When it happens that she does get enrolled in Ms. Johnson’s noisy classroom she finds she’s having fun, but she’s not so sure she’s learning. The week flies by and she’s learned about: skip-counting by threes, writing a story from an ant’s point of view, playing math ball, writing calculations on her desk with dry erase markers, appreciating a poem written by Nikki Giovanni and freeze dancing her way to lunch.
Waiting to get a drink from the water fountain, she is standing behind two quiet rows of 2nd graders and realizes learning in Ms. Johnson’s noisy classroom is way better than any other class and way, way better than Antarctica.
I appreciated this book from both a student’s point of view and a teacher’s point of view. Going into a new class and meeting a teacher who teaches and manages the classroom differently than a student is used to is understandably anxiety inducing. But seeing the creativity and joy of learning presented in the persona of Ms. Johnson and her noisy classroom was validating for me as a teacher.
I’m a teacher for visually impaired and blind pre-school students. I adapt my lessons and materials dependent on an individual child’s usable vision, and try my hardest to tap into what’s fun for each child.

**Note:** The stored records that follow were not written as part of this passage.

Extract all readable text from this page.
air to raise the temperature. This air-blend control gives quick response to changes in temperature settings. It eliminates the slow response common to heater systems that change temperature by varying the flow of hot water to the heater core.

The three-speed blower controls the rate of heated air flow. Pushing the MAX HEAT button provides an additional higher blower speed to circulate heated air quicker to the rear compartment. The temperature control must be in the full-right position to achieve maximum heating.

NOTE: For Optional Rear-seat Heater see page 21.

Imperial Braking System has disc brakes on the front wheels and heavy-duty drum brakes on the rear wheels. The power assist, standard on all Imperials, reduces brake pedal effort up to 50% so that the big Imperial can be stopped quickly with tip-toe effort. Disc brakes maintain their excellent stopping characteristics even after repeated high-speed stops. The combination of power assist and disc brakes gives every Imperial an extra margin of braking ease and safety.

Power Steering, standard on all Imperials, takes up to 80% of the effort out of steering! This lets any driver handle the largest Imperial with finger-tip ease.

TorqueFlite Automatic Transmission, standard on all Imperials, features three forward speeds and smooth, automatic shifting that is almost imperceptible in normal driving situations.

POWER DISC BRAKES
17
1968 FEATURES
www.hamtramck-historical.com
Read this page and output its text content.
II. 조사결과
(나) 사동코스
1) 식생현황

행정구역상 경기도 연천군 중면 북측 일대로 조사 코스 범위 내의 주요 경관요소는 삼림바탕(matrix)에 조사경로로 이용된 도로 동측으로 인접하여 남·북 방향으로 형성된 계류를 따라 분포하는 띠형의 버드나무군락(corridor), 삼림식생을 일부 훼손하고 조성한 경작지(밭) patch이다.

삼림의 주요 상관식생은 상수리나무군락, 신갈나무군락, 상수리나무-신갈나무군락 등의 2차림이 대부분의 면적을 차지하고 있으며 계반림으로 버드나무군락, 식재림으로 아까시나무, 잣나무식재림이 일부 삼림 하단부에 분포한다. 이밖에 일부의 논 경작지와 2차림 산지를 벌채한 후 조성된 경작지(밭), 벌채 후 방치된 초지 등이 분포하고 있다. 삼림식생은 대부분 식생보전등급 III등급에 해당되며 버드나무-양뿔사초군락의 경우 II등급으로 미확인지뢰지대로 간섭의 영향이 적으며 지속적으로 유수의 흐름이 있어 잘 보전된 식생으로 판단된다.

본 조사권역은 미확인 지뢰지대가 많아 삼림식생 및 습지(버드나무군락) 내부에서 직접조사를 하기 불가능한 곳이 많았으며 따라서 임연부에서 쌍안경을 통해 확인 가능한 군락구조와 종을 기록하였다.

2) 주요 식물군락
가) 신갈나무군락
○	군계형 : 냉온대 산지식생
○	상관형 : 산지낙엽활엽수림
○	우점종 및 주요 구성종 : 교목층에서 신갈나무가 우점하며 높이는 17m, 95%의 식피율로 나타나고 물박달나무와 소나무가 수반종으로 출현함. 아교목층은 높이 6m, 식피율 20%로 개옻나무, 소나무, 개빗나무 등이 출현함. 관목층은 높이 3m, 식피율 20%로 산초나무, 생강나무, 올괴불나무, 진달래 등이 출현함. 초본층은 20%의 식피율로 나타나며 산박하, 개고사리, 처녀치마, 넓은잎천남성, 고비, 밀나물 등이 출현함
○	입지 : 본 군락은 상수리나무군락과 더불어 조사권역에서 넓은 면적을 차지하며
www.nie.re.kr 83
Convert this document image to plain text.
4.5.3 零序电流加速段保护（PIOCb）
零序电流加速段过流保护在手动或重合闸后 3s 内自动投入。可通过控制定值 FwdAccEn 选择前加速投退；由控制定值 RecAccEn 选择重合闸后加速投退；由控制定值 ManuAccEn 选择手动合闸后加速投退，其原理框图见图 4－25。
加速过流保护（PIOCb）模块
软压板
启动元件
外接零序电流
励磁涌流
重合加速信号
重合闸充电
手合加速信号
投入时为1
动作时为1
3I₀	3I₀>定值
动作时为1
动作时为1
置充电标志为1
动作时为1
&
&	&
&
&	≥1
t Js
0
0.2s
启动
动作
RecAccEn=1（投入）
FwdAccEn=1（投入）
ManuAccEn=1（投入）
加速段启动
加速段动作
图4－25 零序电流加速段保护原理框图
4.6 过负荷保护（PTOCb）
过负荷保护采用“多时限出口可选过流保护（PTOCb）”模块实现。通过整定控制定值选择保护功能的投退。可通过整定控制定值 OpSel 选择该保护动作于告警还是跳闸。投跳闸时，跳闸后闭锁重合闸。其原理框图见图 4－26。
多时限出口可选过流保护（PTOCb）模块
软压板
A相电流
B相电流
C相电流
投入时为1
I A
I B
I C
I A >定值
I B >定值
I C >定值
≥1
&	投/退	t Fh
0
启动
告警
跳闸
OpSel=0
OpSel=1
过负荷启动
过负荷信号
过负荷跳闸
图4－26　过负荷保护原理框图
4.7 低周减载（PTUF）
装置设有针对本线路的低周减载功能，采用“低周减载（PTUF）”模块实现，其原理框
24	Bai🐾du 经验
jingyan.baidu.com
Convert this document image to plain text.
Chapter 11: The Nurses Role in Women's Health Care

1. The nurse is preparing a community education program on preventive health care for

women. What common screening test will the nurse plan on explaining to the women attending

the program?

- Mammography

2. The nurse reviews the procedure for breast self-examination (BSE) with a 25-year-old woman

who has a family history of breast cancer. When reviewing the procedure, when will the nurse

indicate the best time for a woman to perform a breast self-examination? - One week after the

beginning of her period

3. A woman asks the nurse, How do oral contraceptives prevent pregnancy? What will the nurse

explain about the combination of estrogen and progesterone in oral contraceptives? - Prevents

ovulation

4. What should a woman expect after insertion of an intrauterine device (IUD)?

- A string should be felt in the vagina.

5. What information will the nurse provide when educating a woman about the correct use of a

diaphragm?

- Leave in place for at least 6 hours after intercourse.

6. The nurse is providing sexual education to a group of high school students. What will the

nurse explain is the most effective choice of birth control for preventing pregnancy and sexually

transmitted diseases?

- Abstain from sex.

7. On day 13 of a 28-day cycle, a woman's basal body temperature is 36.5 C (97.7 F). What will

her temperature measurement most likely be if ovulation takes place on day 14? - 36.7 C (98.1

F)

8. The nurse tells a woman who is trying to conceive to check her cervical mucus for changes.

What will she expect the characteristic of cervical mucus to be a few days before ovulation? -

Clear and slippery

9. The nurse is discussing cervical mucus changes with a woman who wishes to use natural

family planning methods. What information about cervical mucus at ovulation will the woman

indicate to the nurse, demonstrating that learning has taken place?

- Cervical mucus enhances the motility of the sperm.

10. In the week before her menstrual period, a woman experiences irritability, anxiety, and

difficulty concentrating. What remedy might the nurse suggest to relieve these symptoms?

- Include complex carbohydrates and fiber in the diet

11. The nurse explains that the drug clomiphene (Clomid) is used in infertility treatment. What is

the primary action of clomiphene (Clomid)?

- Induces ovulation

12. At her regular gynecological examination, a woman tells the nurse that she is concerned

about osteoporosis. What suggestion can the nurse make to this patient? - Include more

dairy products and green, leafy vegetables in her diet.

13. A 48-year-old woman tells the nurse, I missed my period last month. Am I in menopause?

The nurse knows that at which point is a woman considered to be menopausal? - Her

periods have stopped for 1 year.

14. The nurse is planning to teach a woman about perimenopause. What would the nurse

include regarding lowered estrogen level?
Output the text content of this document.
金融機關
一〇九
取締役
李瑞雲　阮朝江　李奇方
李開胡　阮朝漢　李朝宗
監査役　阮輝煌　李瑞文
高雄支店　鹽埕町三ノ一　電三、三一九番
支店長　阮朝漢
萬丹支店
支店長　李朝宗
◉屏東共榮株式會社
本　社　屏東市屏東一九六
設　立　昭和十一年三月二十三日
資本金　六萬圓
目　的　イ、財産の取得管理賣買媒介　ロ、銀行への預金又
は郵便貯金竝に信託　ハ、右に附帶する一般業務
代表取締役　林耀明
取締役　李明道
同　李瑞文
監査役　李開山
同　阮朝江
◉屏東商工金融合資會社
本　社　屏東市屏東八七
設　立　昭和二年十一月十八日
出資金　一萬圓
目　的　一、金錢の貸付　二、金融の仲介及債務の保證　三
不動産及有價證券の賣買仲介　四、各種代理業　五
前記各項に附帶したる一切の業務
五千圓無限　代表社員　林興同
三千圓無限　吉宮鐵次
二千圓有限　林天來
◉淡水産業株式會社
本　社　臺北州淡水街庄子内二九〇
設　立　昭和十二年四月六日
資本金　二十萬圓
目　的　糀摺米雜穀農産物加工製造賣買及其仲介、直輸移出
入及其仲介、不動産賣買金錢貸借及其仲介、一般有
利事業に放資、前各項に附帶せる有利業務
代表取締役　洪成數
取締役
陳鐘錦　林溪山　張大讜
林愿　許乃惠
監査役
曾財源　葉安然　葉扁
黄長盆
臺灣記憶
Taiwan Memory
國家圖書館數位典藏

If I can hone in on what’s important to my student and have the lesson include whatever that might be, be it: car emblems, construction trucks, tools, happy faces, characters from TV or from movies, etc., I know I’m heading toward engaging my student’s interest in learning. When it all comes together and I see their faces light up with smiles and laughter, it’s the best!
Sometimes, it’s hard to get there. Sometimes, the thing that really engages a small child can make it difficult for them to transition onto the next task. When that happens the if . . . then scenario has to be put into action, if you do this . . . then you’ll get to do that. It’s not optimal because if the child digs his or her heels in, it takes a good amount of creative brainstorming to figure out how best to change the dynamic. And if you add on that the student is learning remotely, well you have to enlist the parents, more so than ever, to team up with you to make their child’s learning successful.
Whether you’re a parent, a student or a teacher or all three, I hope your week is full of noisy, fun creativity because that equals a whole bunch of learning!